The scales have turned for inspiring contestants
There have been tears along the way, but it has been a privilege to help every one of our leaders on their emotional Operation Transformation journey
Operation Transformation is over for another year – or, in my case, my first year – and it's certainly been a rollercoaster. I didn't know what to expect when I signed up, having never done anything quite like this before, and I suppose I thought that, as a GP with an interest in obesity and lifestyle medicine, it would be relevant and challenging.
What I didn't really expect was the huge bond of affection and respect I developed for all six leaders – who put themselves forward and took on what amounts to an eight-week endurance test, both in terms of diet and exercise, but also in terms of the pressure they're under with cameras and the nation following their every move.
The other thing I didn't really foresee was just how much their lives were affected and hampered by their weight. The global effect on all of them can't be overstated. It consumed them. It was the reason they avoided social situations. It was the reason they wouldn't put themselves forward for things. It was the reason they felt worthless, invisible and depressed. And if their weight was the cause of all those things, it was also the effect. Obesity creates a chicken-and-egg situation where it causes you to feel incredibly negative about yourself, but that negativity is one of the things that drives you to overeat and become obese.
Breaking that cycle is hard, extremely hard. But it can be done. This year was the first year that Operation Transformation had a four 'man' multidisciplinary team of experts to support and motivate them and it worked really well. Doctor, dietician, psychologist and physical trainer – we all played a role in tackling the issues that had led to the leaders becoming obese, and in formulating a plan for moving them forward along the road to a healthier life, physically and emotionally. An incredibly skilled production team coupled with the genuinely kind and decent Kathryn Thomas also offered a deep well of support and a listening ear for all of them.
And it worked! It was never only about lbs on the scales. Every single one of them changed their habits, but far more importantly changed how they saw themselves. They worked their butts off – literally. All of them have said it was a hugely positive and life-changing experience and one they will never forget. It gave them the tools to use in the future to cope without comfort eating. It taught them about portion sizes and healthy foods. It showed just what their bodies are physically capable of and how their health and well-being is improved by a healthy lifestyle.
And despite it being tough – particularly in the beginning as they adjusted to the new regime and 'Plan A' – there were so many wonderful moments along the way.

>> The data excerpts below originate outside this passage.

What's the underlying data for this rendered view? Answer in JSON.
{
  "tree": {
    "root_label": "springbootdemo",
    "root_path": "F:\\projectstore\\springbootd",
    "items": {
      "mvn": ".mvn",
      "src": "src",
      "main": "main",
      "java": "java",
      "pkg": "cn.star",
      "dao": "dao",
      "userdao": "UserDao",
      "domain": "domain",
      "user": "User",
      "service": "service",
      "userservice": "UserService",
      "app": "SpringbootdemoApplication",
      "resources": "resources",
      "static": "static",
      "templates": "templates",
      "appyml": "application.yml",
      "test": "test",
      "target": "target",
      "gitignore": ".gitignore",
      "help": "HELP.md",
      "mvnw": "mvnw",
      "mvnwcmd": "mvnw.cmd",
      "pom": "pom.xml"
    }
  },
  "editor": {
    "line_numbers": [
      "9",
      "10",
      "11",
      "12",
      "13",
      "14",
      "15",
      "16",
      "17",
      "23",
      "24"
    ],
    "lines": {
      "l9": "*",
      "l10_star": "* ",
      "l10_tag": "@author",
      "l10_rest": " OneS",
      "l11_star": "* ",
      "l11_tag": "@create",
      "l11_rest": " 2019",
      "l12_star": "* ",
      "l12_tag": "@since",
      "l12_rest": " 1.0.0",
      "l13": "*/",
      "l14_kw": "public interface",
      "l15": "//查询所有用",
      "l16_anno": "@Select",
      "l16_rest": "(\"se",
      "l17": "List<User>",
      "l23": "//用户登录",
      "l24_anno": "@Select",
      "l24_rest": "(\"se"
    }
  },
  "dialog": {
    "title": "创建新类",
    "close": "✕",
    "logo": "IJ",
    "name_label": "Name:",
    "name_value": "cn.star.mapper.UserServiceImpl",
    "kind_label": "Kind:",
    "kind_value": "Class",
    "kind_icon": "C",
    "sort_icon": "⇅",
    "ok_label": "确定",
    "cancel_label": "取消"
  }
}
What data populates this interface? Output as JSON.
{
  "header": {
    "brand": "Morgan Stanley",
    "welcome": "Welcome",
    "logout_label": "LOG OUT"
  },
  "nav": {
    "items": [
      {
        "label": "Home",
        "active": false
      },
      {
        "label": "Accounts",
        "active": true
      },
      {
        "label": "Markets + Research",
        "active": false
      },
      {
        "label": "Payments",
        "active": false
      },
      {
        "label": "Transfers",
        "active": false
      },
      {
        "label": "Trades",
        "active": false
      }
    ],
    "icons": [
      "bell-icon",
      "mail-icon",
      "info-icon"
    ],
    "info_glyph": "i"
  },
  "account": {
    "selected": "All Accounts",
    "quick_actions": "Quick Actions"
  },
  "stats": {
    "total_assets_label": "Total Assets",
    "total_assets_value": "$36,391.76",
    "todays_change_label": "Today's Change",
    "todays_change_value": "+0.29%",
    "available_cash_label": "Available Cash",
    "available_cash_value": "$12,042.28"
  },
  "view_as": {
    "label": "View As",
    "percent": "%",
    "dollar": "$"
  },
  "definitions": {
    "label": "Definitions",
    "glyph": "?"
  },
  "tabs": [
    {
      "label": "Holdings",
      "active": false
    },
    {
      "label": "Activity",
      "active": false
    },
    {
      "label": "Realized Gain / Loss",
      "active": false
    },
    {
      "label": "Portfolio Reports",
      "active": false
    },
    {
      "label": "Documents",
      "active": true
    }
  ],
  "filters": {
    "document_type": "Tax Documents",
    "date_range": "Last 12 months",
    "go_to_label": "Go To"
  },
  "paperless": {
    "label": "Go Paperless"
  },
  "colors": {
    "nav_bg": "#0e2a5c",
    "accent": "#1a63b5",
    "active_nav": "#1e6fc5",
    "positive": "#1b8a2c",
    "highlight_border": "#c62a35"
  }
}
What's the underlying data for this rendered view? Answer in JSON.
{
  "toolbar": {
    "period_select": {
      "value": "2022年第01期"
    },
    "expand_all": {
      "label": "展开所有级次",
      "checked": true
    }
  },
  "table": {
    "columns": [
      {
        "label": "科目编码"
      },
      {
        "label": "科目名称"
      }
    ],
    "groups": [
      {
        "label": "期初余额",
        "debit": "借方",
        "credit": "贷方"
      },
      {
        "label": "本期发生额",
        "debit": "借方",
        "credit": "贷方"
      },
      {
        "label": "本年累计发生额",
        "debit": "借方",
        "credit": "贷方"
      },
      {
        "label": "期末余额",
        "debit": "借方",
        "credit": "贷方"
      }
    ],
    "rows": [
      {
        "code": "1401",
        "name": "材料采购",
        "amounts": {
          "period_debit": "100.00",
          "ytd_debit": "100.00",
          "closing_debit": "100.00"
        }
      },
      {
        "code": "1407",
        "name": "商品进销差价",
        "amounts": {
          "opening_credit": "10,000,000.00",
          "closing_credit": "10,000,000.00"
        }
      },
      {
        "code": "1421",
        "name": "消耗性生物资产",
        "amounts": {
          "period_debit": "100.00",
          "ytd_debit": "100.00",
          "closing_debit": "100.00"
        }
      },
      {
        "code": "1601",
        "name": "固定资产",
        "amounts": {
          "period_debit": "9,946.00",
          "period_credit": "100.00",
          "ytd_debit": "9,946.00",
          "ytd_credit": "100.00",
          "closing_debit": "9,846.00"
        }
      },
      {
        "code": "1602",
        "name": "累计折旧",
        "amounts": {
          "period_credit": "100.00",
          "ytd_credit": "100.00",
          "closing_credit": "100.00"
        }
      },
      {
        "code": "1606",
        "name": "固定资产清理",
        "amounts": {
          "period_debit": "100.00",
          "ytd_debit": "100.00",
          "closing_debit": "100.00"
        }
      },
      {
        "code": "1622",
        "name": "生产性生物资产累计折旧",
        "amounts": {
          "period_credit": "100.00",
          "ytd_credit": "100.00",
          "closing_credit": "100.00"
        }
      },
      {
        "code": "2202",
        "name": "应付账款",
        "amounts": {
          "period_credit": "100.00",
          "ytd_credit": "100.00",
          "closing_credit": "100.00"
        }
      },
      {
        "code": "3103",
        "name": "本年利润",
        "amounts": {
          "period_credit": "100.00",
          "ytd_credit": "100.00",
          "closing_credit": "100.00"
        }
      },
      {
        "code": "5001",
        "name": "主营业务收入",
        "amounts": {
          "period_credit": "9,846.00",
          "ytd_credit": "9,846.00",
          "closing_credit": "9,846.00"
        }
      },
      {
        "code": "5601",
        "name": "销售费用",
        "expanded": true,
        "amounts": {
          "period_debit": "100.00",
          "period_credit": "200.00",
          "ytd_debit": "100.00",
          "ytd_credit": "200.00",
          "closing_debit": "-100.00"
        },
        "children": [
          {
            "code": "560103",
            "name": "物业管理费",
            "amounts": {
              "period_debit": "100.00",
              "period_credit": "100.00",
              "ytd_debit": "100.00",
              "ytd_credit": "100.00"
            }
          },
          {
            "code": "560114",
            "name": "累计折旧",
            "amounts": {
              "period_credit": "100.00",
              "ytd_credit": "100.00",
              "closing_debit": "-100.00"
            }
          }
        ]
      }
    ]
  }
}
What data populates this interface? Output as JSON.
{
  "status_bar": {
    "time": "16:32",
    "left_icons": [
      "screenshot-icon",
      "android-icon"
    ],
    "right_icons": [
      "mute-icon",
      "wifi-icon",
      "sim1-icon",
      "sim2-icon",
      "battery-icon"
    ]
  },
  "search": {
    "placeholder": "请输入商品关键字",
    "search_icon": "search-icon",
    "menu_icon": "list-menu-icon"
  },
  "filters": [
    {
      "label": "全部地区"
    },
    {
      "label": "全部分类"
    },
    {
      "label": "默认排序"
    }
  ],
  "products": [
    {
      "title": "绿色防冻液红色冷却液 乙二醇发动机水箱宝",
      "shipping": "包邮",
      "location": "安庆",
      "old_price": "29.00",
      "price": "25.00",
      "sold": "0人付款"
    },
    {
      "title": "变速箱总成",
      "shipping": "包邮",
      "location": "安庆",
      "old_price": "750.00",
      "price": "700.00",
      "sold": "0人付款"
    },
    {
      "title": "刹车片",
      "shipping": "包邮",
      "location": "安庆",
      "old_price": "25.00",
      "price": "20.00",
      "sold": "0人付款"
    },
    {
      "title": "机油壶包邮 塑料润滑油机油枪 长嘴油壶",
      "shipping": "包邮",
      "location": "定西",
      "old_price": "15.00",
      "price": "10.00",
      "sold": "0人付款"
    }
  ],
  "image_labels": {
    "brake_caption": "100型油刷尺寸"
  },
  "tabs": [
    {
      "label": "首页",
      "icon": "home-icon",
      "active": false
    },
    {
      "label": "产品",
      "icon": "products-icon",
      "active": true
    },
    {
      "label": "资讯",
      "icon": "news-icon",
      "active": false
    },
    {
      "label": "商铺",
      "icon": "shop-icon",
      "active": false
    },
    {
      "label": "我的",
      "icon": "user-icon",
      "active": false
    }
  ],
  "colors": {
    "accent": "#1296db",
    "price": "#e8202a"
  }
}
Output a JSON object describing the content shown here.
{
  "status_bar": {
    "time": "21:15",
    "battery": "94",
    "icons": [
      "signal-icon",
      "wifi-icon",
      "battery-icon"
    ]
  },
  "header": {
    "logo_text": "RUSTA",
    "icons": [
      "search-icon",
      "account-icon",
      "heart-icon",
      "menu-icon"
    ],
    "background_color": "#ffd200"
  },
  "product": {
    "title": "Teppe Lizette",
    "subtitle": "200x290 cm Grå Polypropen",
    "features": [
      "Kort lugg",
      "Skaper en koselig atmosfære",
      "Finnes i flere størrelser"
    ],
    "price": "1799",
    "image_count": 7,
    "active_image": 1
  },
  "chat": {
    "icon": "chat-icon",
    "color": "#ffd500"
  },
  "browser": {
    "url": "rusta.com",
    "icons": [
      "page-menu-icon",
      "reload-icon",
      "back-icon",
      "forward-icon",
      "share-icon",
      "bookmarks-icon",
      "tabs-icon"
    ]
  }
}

The brutal honesty of Paudie, who reconnected with his family and his community after years of withdrawal. The often hilarious but wonderfully endearing Deirdre and her husband John. Vivacious Siobhan who reordered her life and got her sparkle back. Old-for-her-years Sarah who rediscovered that she is only 24 and it's OK for her to be happy. Marc, who has struggled so much in the past but is taking pride in his present. And the Incredible Jennifer Bonus who is so strong and reduced the experts on the panel to tears – another OT first – but who is slowly allowing herself to move on after becoming a widow two years ago.
It has been an enormous pleasure and privilege to work with all of them.
I wish them well and sincerely hope that they take these eight weeks and use it as a starting point for the rest of their lives. Their transformation is only beginning.
They've inspired me and the whole country. Well done guys, you should be very proud.